O estudo revela que a atuação mais crítica está nos estados do Amapá (15,1 homicídios por 100 mil habitantes), Rio de Janeiro (10,5 por 100 mil), Sergipe (7,2 por 100 mil), Pará (7 por 100 mil), Bahia (4,8 por 100 mil) e Rio Grande do Norte (4,7 por 100 mil), sendo que nos quatro primeiros do ranking a letalidade policial superou proporcionalmente as mortes praticadas por não policiais do estado de São Paulo, onde os homicídios comuns registraram 7 casos por 100 mil habitantes. O Monitor da Violência aponta que as maiores vítimas são homens negros de baixa renda, jovens com até 29 anos, com baixa escolaridade e moradores de favelas e periferias.

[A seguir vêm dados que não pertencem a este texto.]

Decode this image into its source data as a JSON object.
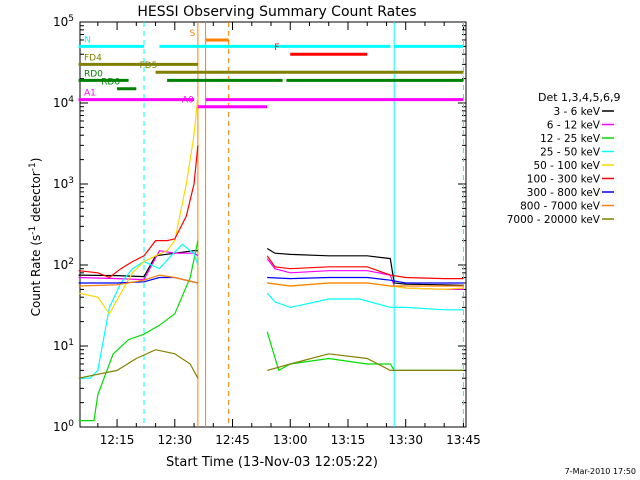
{
  "chart_data": {
    "type": "line",
    "title": "HESSI Observing Summary Count Rates",
    "xlabel": "Start Time (13-Nov-03 12:05:22)",
    "ylabel": "Count Rate (s",
    "ylabel_sup1": "-1",
    "ylabel_mid": " detector",
    "ylabel_sup2": "-1",
    "ylabel_end": ")",
    "y_scale": "log",
    "ylim": [
      1,
      100000
    ],
    "xlim": [
      "12:05:22",
      "13:45:40"
    ],
    "y_ticks": [
      {
        "value": 1,
        "base": "10",
        "exp": "0"
      },
      {
        "value": 10,
        "base": "10",
        "exp": "1"
      },
      {
        "value": 100,
        "base": "10",
        "exp": "2"
      },
      {
        "value": 1000,
        "base": "10",
        "exp": "3"
      },
      {
        "value": 10000,
        "base": "10",
        "exp": "4"
      },
      {
        "value": 100000,
        "base": "10",
        "exp": "5"
      }
    ],
    "x_ticks": [
      {
        "time": "12:15",
        "label": "12:15"
      },
      {
        "time": "12:30",
        "label": "12:30"
      },
      {
        "time": "12:45",
        "label": "12:45"
      },
      {
        "time": "13:00",
        "label": "13:00"
      },
      {
        "time": "13:15",
        "label": "13:15"
      },
      {
        "time": "13:30",
        "label": "13:30"
      },
      {
        "time": "13:45",
        "label": "13:45"
      }
    ],
    "legend_title": "Det 1,3,4,5,6,9",
    "series": [
      {
        "name": "3 - 6 keV",
        "color": "#000000",
        "points": [
          [
            "12:05",
            "75"
          ],
          [
            "12:15",
            "74"
          ],
          [
            "12:22",
            "72"
          ],
          [
            "12:25",
            "130"
          ],
          [
            "12:30",
            "140"
          ],
          [
            "12:35",
            "150"
          ],
          [
            "12:36",
            "150"
          ],
          [
            "12:54",
            "160"
          ],
          [
            "12:56",
            "140"
          ],
          [
            "13:00",
            "135"
          ],
          [
            "13:10",
            "130"
          ],
          [
            "13:20",
            "130"
          ],
          [
            "13:26",
            "120"
          ],
          [
            "13:27",
            "60"
          ],
          [
            "13:30",
            "58"
          ],
          [
            "13:40",
            "57"
          ],
          [
            "13:45",
            "56"
          ]
        ]
      },
      {
        "name": "6 - 12 keV",
        "color": "#ff00ff",
        "points": [
          [
            "12:05",
            "70"
          ],
          [
            "12:15",
            "68"
          ],
          [
            "12:22",
            "66"
          ],
          [
            "12:26",
            "150"
          ],
          [
            "12:30",
            "140"
          ],
          [
            "12:35",
            "140"
          ],
          [
            "12:36",
            "130"
          ],
          [
            "12:54",
            "120"
          ],
          [
            "12:56",
            "90"
          ],
          [
            "13:00",
            "80"
          ],
          [
            "13:10",
            "85"
          ],
          [
            "13:20",
            "85"
          ],
          [
            "13:26",
            "75"
          ],
          [
            "13:27",
            "55"
          ],
          [
            "13:30",
            "52"
          ],
          [
            "13:40",
            "50"
          ],
          [
            "13:45",
            "50"
          ]
        ]
      },
      {
        "name": "12 - 25 keV",
        "color": "#00dd00",
        "points": [
          [
            "12:05",
            "1.2"
          ],
          [
            "12:09",
            "1.2"
          ],
          [
            "12:10",
            "2.5"
          ],
          [
            "12:14",
            "8"
          ],
          [
            "12:18",
            "12"
          ],
          [
            "12:22",
            "14"
          ],
          [
            "12:26",
            "18"
          ],
          [
            "12:30",
            "25"
          ],
          [
            "12:34",
            "70"
          ],
          [
            "12:36",
            "200"
          ],
          [
            "12:54",
            "15"
          ],
          [
            "12:57",
            "5"
          ],
          [
            "13:00",
            "6"
          ],
          [
            "13:10",
            "7"
          ],
          [
            "13:20",
            "6"
          ],
          [
            "13:26",
            "6"
          ],
          [
            "13:27",
            "5"
          ],
          [
            "13:30",
            "5"
          ],
          [
            "13:40",
            "5"
          ],
          [
            "13:45",
            "5"
          ]
        ]
      },
      {
        "name": "25 - 50 keV",
        "color": "#00ffff",
        "points": [
          [
            "12:05",
            "4"
          ],
          [
            "12:08",
            "4"
          ],
          [
            "12:10",
            "5"
          ],
          [
            "12:13",
            "30"
          ],
          [
            "12:16",
            "60"
          ],
          [
            "12:19",
            "90"
          ],
          [
            "12:22",
            "110"
          ],
          [
            "12:26",
            "90"
          ],
          [
            "12:29",
            "130"
          ],
          [
            "12:32",
            "180"
          ],
          [
            "12:34",
            "150"
          ],
          [
            "12:35",
            "140"
          ],
          [
            "12:36",
            "100"
          ],
          [
            "12:54",
            "45"
          ],
          [
            "12:56",
            "35"
          ],
          [
            "13:00",
            "30"
          ],
          [
            "13:10",
            "38"
          ],
          [
            "13:18",
            "38"
          ],
          [
            "13:26",
            "30"
          ],
          [
            "13:30",
            "30"
          ],
          [
            "13:40",
            "28"
          ],
          [
            "13:45",
            "28"
          ]
        ]
      },
      {
        "name": "50 - 100 keV",
        "color": "#ffd700",
        "points": [
          [
            "12:05",
            "45"
          ],
          [
            "12:10",
            "40"
          ],
          [
            "12:13",
            "25"
          ],
          [
            "12:16",
            "45"
          ],
          [
            "12:19",
            "80"
          ],
          [
            "12:22",
            "110"
          ],
          [
            "12:25",
            "130"
          ],
          [
            "12:28",
            "150"
          ],
          [
            "12:30",
            "200"
          ],
          [
            "12:33",
            "1000"
          ],
          [
            "12:35",
            "4000"
          ],
          [
            "12:36",
            "12000"
          ],
          [
            "12:54",
            "60"
          ],
          [
            "13:00",
            "55"
          ],
          [
            "13:10",
            "60"
          ],
          [
            "13:20",
            "60"
          ],
          [
            "13:26",
            "55"
          ],
          [
            "13:30",
            "52"
          ],
          [
            "13:40",
            "50"
          ],
          [
            "13:45",
            "52"
          ]
        ]
      },
      {
        "name": "100 - 300 keV",
        "color": "#ff0000",
        "points": [
          [
            "12:05",
            "85"
          ],
          [
            "12:10",
            "80"
          ],
          [
            "12:13",
            "70"
          ],
          [
            "12:16",
            "90"
          ],
          [
            "12:19",
            "110"
          ],
          [
            "12:22",
            "130"
          ],
          [
            "12:25",
            "200"
          ],
          [
            "12:28",
            "200"
          ],
          [
            "12:30",
            "210"
          ],
          [
            "12:33",
            "400"
          ],
          [
            "12:35",
            "1000"
          ],
          [
            "12:36",
            "3000"
          ],
          [
            "12:54",
            "130"
          ],
          [
            "12:56",
            "95"
          ],
          [
            "13:00",
            "90"
          ],
          [
            "13:10",
            "95"
          ],
          [
            "13:20",
            "95"
          ],
          [
            "13:26",
            "75"
          ],
          [
            "13:30",
            "70"
          ],
          [
            "13:40",
            "68"
          ],
          [
            "13:45",
            "68"
          ]
        ]
      },
      {
        "name": "300 - 800 keV",
        "color": "#0000ff",
        "points": [
          [
            "12:05",
            "60"
          ],
          [
            "12:15",
            "60"
          ],
          [
            "12:22",
            "62"
          ],
          [
            "12:26",
            "70"
          ],
          [
            "12:30",
            "70"
          ],
          [
            "12:36",
            "60"
          ],
          [
            "12:54",
            "70"
          ],
          [
            "13:00",
            "68"
          ],
          [
            "13:10",
            "70"
          ],
          [
            "13:20",
            "70"
          ],
          [
            "13:26",
            "65"
          ],
          [
            "13:30",
            "60"
          ],
          [
            "13:40",
            "60"
          ],
          [
            "13:45",
            "60"
          ]
        ]
      },
      {
        "name": "800 - 7000 keV",
        "color": "#ff8000",
        "points": [
          [
            "12:05",
            "55"
          ],
          [
            "12:15",
            "57"
          ],
          [
            "12:22",
            "65"
          ],
          [
            "12:26",
            "75"
          ],
          [
            "12:30",
            "70"
          ],
          [
            "12:36",
            "60"
          ],
          [
            "12:54",
            "60"
          ],
          [
            "13:00",
            "55"
          ],
          [
            "13:10",
            "60"
          ],
          [
            "13:20",
            "60"
          ],
          [
            "13:26",
            "55"
          ],
          [
            "13:30",
            "55"
          ],
          [
            "13:40",
            "55"
          ],
          [
            "13:45",
            "55"
          ]
        ]
      },
      {
        "name": "7000 - 20000 keV",
        "color": "#808000",
        "points": [
          [
            "12:05",
            "4"
          ],
          [
            "12:15",
            "5"
          ],
          [
            "12:20",
            "7"
          ],
          [
            "12:25",
            "9"
          ],
          [
            "12:30",
            "8"
          ],
          [
            "12:34",
            "6"
          ],
          [
            "12:36",
            "4"
          ],
          [
            "12:54",
            "5"
          ],
          [
            "13:00",
            "6"
          ],
          [
            "13:10",
            "8"
          ],
          [
            "13:20",
            "7"
          ],
          [
            "13:26",
            "5"
          ],
          [
            "13:30",
            "5"
          ],
          [
            "13:40",
            "5"
          ],
          [
            "13:45",
            "5"
          ]
        ]
      }
    ],
    "flags": [
      {
        "label": "N",
        "color": "#00ffff",
        "y": 50000,
        "segments": [
          [
            "12:05",
            "12:22"
          ],
          [
            "12:26",
            "13:26"
          ],
          [
            "13:27",
            "13:45"
          ]
        ]
      },
      {
        "label": "S",
        "color": "#ff8000",
        "y": 60000,
        "segments": [
          [
            "12:38",
            "12:44"
          ]
        ]
      },
      {
        "label": "F",
        "color": "#ff0000",
        "y": 40000,
        "segments": [
          [
            "13:00",
            "13:20"
          ]
        ]
      },
      {
        "label": "FD4",
        "color": "#808000",
        "y": 30000,
        "segments": [
          [
            "12:05",
            "12:36"
          ]
        ]
      },
      {
        "label": "FD5",
        "color": "#808000",
        "y": 24000,
        "segments": [
          [
            "12:25",
            "13:45"
          ]
        ]
      },
      {
        "label": "RD0",
        "color": "#008000",
        "y": 19000,
        "segments": [
          [
            "12:05",
            "12:18"
          ],
          [
            "12:28",
            "12:58"
          ],
          [
            "12:59",
            "13:45"
          ]
        ]
      },
      {
        "label": "RD6",
        "color": "#008000",
        "y": 15000,
        "segments": [
          [
            "12:15",
            "12:20"
          ]
        ]
      },
      {
        "label": "A0",
        "color": "#ff00ff",
        "y": 9000,
        "segments": [
          [
            "12:36",
            "12:54"
          ]
        ]
      },
      {
        "label": "A1",
        "color": "#ff00ff",
        "y": 11000,
        "segments": [
          [
            "12:05",
            "12:35"
          ],
          [
            "12:38",
            "13:45"
          ]
        ]
      }
    ],
    "vlines": [
      {
        "time": "12:22",
        "color": "#00ffff",
        "dashed": true
      },
      {
        "time": "13:27",
        "color": "#00ffff",
        "dashed": false
      },
      {
        "time": "13:45",
        "color": "#00ffff",
        "dashed": true
      },
      {
        "time": "12:38",
        "color": "#ff8000",
        "dashed": false
      },
      {
        "time": "12:44",
        "color": "#ff8000",
        "dashed": true
      },
      {
        "time": "12:36",
        "color": "#ff8000",
        "dashed": false
      }
    ]
  },
  "footer_date": "7-Mar-2010 17:50"
}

O recorte da letalidade racial é confirmado pelo Atlas da Violência 2019, estudo realizado pelo Ipea e pelo Fórum Brasileiro de Segurança Pública. Segundo a publicação, os negros foram 75,5% de vítimas de homicídios no Brasil em 2017. A taxa de homicídios por 100 mil negros foi de 43,1, ao passo que a taxa de não negros (brancos, amarelos e indígenas) foi de 16,0.
Ainda segundo o Atlas da Violência 2019, no período de uma década (2007 a 2017), a taxa de assassinatos de negros cresceu 33,1%, já a de não negros apresentou um pequeno crescimento de 3,3%.


Todos os dramáticos resultados que as pesquisas de segurança pública mostram há décadas respondem à pergunta feita no início deste texto. Esta realidade é comprovada pelo que aconteceu com João Pedro, vítima da indiferença letal estimulada pela violência policial nas populações que possuem a maioria negra, acuadas e inseguras dentro das suas próprias comunidades, vulneráveis a operações executadas por forças policiais que deveriam protegê-las, mas que seguem a orientação agressiva de confronto como norma de combate ao crime.
Referências
IPEA. Atlas da violência 2017. Fórum Brasileiro de Segurança Pública. Disponível em https://www.ipea.gov.br/atlasviolencia/download/19/atlas-da-violencia-2019
NEV. Monitor da Violência. Disponível em https://nev.prp.usp.br/projetos/projetos-especiais/monitor-da-violencia/
MBEMBE, Achille. Necropolítica. Rio de Janeiro: n-1 edições, 2018.
Imagem: Reprodução/Twitter/@_danblaz




Uma resposta
Texto muito bom, uma análise real do que infelizmente vivenciamos neste país . O Brasil precisa reverter este quadro lamentável.O caso do adolescente citado veio à tona e os que possivelmente não foram para as estatísticas? Pessoas não são números são cidadãos.